How many third-party Software as a Service (SaaS) applications do you use during the workday? Does your IT department know about all of them? This could introduce Shadow IT into your organization’s environment. The prevalence of Shadow IT has grown increasingly prevalent in the past year as more employees work from home and utilize SaaS applications. Whether you are managing productivity on Slack, sharing documents in Google Drive, or messaging your family on What’s App, these applications are examples of Shadow IT that could introduce vulnerabilities that are not monitored by your company’s IT department.
Shadow IT are cloud services that are managed outside of your organization’s IT department without their approval. In recent years, Shadow IT has grown because of the emergence of high-quality cloud applications such as collaboration tools, social media, file sharing apps, and by businesses deploying SaaS applications.
Anything from note-taking apps, to team collaboration apps, are examples of Shadow IT. Most workers do admit to using some type of SaaS (Software as a Service) applications that are outside of their IT department. Often, organizations learn that they had far more instances of Shadow IT than they expected. Being aware of Shadow IT applications that could be affecting your environment is important to evaluate your cybersecurity risk.

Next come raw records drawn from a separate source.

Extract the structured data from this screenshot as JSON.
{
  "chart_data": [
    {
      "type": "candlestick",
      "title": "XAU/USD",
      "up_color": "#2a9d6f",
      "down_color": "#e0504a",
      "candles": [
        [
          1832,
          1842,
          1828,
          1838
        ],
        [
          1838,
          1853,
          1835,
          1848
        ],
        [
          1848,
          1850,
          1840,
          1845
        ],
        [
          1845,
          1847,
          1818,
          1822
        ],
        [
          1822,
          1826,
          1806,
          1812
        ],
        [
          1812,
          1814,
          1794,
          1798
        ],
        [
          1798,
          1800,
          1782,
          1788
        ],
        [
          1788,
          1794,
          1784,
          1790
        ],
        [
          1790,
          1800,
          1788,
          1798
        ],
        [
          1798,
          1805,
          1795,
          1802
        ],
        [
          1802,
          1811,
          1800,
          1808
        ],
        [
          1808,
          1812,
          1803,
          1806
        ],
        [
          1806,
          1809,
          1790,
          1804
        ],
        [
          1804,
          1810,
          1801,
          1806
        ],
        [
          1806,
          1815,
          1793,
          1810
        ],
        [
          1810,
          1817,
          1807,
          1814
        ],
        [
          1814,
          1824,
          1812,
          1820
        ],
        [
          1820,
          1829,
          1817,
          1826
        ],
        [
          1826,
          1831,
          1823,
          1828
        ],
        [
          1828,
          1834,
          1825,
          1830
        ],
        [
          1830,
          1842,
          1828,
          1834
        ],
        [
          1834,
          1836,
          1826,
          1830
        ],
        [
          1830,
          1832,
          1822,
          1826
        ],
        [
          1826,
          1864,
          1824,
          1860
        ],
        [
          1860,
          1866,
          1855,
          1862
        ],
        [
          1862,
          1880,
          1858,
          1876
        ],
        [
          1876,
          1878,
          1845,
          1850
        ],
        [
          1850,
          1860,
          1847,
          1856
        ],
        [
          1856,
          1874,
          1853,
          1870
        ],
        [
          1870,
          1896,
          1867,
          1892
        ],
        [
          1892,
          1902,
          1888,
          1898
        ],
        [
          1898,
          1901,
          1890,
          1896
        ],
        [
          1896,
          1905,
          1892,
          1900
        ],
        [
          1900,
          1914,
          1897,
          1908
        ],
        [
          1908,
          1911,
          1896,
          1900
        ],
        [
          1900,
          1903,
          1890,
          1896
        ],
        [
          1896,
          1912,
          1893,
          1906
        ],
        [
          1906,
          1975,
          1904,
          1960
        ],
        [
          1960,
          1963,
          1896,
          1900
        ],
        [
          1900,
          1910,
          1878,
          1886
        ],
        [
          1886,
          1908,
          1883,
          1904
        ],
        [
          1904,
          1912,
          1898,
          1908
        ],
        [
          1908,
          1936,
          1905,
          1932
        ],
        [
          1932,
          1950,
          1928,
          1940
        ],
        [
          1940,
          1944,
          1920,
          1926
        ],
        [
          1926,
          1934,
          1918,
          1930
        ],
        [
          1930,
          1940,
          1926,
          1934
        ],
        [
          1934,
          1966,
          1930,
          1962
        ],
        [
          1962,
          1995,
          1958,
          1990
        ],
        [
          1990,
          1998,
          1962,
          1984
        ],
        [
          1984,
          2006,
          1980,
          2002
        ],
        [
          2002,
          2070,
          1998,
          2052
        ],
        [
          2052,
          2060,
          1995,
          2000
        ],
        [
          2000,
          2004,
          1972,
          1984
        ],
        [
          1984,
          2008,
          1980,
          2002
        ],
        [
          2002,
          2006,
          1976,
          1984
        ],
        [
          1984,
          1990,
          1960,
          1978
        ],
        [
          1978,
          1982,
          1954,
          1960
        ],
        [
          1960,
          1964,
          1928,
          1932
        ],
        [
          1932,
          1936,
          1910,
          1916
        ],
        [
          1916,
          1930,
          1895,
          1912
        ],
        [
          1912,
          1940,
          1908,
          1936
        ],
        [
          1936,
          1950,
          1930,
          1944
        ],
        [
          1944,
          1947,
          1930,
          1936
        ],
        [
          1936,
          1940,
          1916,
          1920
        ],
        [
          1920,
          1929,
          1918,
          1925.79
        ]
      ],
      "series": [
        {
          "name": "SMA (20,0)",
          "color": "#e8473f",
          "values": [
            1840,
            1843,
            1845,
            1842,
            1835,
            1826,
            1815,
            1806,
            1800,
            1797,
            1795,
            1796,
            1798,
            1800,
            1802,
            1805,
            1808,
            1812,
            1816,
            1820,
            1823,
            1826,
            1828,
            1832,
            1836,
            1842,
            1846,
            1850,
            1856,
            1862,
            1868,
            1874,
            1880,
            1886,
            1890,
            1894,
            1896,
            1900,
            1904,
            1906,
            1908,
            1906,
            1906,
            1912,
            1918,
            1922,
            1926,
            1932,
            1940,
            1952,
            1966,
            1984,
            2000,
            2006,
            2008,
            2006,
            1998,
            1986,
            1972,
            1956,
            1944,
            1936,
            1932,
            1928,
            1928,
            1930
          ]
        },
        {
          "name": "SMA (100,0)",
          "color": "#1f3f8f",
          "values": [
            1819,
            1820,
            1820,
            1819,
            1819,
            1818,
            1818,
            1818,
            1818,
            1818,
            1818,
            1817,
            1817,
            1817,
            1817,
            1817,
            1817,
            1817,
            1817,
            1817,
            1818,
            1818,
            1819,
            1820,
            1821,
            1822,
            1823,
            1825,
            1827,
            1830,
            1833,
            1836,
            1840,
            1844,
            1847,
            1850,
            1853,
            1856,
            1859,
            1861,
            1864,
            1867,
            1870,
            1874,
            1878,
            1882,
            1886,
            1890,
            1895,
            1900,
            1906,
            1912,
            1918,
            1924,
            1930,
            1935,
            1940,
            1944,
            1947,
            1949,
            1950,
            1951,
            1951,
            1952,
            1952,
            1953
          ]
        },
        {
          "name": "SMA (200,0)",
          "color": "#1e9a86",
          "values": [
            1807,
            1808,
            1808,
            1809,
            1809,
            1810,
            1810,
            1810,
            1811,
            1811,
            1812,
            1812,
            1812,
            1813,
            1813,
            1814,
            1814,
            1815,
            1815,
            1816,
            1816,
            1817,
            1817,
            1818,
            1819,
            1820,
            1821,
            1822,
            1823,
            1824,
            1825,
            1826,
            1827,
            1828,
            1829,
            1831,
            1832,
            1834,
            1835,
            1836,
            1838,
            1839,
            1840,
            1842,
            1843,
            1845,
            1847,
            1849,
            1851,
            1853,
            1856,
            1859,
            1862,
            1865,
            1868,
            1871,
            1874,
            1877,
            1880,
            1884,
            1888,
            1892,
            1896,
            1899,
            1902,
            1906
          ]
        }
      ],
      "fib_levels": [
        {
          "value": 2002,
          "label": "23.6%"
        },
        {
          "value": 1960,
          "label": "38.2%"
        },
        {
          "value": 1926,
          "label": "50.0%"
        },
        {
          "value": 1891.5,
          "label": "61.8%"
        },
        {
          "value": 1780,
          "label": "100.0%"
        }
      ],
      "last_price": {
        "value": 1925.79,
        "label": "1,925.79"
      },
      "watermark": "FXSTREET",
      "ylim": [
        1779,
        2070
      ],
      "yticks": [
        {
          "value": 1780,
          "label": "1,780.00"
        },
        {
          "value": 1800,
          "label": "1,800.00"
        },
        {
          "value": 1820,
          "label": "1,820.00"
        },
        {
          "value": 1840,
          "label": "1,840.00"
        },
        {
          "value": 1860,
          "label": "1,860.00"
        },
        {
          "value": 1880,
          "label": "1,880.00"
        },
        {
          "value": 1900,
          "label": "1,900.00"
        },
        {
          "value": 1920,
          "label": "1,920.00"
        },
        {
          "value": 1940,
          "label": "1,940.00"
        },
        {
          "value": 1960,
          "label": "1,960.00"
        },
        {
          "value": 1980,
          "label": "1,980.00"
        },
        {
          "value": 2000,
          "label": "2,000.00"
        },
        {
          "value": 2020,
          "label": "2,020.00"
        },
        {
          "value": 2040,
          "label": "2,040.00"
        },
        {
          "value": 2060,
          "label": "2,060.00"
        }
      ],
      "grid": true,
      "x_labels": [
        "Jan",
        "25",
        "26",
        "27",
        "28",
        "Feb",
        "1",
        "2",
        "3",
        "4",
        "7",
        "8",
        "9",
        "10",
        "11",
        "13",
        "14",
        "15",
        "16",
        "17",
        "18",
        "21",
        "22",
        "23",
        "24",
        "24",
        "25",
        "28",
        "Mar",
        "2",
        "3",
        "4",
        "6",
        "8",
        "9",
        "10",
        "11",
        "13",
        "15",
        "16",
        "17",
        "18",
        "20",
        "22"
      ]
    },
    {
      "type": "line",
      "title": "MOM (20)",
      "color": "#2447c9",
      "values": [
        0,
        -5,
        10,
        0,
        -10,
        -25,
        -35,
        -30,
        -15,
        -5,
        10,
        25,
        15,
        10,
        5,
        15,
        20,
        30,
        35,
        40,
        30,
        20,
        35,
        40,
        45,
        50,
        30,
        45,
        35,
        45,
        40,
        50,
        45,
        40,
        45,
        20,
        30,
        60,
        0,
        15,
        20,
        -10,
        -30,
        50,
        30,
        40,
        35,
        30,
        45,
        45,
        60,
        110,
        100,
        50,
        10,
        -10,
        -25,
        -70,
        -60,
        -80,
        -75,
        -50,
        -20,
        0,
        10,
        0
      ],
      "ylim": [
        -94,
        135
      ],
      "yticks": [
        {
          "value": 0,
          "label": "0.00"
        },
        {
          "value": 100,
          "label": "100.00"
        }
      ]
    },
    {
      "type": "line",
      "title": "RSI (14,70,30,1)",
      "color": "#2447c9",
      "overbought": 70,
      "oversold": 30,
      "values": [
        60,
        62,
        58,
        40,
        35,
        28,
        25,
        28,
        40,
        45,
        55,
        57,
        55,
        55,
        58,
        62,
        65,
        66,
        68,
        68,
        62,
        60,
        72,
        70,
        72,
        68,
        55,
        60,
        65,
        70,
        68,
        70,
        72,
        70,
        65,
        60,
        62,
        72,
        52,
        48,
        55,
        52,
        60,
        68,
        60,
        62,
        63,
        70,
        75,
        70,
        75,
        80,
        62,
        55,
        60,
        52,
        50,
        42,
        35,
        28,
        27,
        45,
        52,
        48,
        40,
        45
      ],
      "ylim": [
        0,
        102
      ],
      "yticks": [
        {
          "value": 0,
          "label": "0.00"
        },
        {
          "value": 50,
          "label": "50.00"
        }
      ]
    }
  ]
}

Adopting cloud security tools such as a Cloud Access Security Broker (CASB) can help you gain visibility into all the cloud services that could be affecting your organization, including Shadow IT. To remain compliant with the security standards of your industry, it is important to utilize tools like CASB to enforce security policies to your cloud applications. A CASB can help you identify security breaches and minimize security risk when you utilize Shadow IT.